The title date refers to the day Charles II landed in England in the year 1660 to be returned to the crown. An act of Parliament later that same year decreed the date should be a day of thanksgiving, to “be celebrated in every church and chapel in England and the dominions thereof”. It was observed until 1859. The date happened to be the king’s birthday as well as his return day.
The morris dance version was collected from the village of Headington, Oxfordshire, in England's Cotswolds.
The Anglican church has long had a hymn set to the tune known as "All Things Bright and Beautiful".

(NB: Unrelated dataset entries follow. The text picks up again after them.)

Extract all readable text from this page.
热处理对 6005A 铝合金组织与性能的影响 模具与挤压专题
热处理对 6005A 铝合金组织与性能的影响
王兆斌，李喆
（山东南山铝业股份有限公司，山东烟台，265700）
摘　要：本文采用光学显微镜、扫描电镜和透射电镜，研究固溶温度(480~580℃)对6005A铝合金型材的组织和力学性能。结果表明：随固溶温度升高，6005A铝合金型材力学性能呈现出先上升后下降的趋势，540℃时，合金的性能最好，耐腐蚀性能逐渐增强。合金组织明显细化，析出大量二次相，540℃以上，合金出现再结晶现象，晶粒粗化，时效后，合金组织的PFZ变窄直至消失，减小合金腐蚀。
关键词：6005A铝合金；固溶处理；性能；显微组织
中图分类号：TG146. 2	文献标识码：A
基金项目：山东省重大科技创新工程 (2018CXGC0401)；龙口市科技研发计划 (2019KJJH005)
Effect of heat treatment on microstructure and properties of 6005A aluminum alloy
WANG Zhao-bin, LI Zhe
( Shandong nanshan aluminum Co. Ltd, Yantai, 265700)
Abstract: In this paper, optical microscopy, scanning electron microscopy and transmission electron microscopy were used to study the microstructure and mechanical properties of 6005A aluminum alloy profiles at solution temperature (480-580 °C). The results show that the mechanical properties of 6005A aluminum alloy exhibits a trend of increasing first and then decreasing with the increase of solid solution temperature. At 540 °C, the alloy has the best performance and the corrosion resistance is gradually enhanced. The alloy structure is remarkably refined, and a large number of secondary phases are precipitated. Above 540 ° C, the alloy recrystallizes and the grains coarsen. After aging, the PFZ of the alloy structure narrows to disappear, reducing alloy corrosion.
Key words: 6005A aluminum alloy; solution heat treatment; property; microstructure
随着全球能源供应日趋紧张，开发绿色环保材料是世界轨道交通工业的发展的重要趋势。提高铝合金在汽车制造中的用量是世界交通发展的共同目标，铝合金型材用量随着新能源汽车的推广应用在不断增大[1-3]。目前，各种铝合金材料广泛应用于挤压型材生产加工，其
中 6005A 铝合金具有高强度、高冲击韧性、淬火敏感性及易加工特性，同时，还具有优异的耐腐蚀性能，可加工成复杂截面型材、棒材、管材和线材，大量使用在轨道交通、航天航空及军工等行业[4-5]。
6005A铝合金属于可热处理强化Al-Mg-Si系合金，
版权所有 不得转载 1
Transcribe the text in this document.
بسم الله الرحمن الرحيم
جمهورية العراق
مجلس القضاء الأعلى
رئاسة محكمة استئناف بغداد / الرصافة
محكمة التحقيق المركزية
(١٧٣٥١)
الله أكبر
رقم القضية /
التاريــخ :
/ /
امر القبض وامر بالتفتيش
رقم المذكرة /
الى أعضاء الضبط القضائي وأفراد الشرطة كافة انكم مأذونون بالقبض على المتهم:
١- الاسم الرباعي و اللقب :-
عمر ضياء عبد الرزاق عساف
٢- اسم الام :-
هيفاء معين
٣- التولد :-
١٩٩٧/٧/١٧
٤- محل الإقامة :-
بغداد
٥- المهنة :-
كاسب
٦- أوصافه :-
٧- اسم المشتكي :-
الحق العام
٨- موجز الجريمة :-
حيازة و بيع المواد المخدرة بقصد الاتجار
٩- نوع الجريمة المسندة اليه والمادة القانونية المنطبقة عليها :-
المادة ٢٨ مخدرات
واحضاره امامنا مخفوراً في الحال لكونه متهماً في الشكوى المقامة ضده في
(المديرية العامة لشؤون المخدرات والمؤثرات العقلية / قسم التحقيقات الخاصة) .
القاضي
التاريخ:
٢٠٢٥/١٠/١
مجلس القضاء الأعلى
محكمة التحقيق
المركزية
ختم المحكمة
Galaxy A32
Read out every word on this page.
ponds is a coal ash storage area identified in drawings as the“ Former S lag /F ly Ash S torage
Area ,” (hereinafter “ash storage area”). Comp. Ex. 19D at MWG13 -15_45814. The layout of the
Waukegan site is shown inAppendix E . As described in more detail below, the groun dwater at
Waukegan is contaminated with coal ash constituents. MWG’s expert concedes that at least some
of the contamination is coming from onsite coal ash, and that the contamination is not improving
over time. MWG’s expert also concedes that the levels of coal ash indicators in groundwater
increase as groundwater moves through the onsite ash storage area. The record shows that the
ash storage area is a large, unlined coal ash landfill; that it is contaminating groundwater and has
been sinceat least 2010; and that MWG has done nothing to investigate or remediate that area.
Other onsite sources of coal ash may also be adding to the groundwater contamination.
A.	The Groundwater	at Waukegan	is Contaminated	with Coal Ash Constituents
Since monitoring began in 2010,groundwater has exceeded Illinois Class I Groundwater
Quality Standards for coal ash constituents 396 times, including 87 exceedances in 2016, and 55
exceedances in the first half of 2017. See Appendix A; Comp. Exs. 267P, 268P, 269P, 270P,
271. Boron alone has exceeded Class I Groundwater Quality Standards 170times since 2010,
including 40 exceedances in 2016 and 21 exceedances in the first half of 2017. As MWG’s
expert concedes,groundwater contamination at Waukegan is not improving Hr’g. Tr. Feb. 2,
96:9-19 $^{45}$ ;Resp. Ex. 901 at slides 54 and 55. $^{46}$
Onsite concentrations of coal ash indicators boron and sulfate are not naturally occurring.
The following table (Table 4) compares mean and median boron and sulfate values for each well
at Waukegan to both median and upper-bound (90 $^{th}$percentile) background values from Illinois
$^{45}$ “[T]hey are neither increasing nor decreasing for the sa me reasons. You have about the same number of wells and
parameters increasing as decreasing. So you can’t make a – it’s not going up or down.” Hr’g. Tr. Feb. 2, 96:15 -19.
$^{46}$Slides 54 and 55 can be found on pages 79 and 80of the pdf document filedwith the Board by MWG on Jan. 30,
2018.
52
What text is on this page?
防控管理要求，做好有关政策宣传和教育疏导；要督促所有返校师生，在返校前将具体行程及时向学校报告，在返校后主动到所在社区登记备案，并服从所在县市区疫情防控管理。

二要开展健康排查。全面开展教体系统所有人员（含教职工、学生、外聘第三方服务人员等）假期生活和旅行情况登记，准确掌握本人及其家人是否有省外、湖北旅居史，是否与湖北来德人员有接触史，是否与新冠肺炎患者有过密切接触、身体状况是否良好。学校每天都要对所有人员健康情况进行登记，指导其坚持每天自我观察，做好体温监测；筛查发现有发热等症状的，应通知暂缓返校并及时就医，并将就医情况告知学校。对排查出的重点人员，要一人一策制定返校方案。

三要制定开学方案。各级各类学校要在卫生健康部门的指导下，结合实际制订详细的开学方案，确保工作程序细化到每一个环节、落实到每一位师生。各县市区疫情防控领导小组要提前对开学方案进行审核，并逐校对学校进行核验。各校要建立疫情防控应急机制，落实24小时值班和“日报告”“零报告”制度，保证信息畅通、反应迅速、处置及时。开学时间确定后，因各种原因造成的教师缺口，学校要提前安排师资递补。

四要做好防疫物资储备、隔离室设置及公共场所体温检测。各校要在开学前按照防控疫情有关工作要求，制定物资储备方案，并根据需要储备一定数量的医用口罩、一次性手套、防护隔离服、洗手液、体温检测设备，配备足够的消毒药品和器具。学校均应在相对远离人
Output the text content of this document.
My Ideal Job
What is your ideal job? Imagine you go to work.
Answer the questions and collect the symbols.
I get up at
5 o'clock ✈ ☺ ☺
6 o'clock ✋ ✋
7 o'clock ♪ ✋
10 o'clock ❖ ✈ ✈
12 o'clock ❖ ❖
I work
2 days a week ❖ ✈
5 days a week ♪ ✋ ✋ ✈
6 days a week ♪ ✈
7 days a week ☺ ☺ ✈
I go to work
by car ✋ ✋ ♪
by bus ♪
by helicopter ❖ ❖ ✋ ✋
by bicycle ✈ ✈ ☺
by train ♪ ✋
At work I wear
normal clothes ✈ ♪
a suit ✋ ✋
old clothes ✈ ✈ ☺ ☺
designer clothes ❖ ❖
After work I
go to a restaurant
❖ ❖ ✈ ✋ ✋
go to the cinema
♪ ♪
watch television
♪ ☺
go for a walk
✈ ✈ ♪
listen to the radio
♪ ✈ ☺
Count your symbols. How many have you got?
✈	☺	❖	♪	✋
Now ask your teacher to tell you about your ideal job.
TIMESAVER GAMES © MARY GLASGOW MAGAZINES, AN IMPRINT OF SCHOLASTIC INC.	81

It was printed in Bacon's The Morris Ring (1974), Barnes' English Country Dance Tunes (1986), Callaghan's Hardcore English (2007), Chappell's Popular Music of the Olden Times, vol. 2 (1859), Elias Howe's Musician’s Omnibus Nos. 6 & 7 (1880-1882), Karpeles & Schofield's A Selection of 100 English Folk Dance Airs (1951), Kidson's Old English Country Dances (1890), Mallinson's Mally’s Cotswold Morris Book (1988), Raven's English Country Dance Tunes (1984) and Sharp's Country Dance Tunes (1909).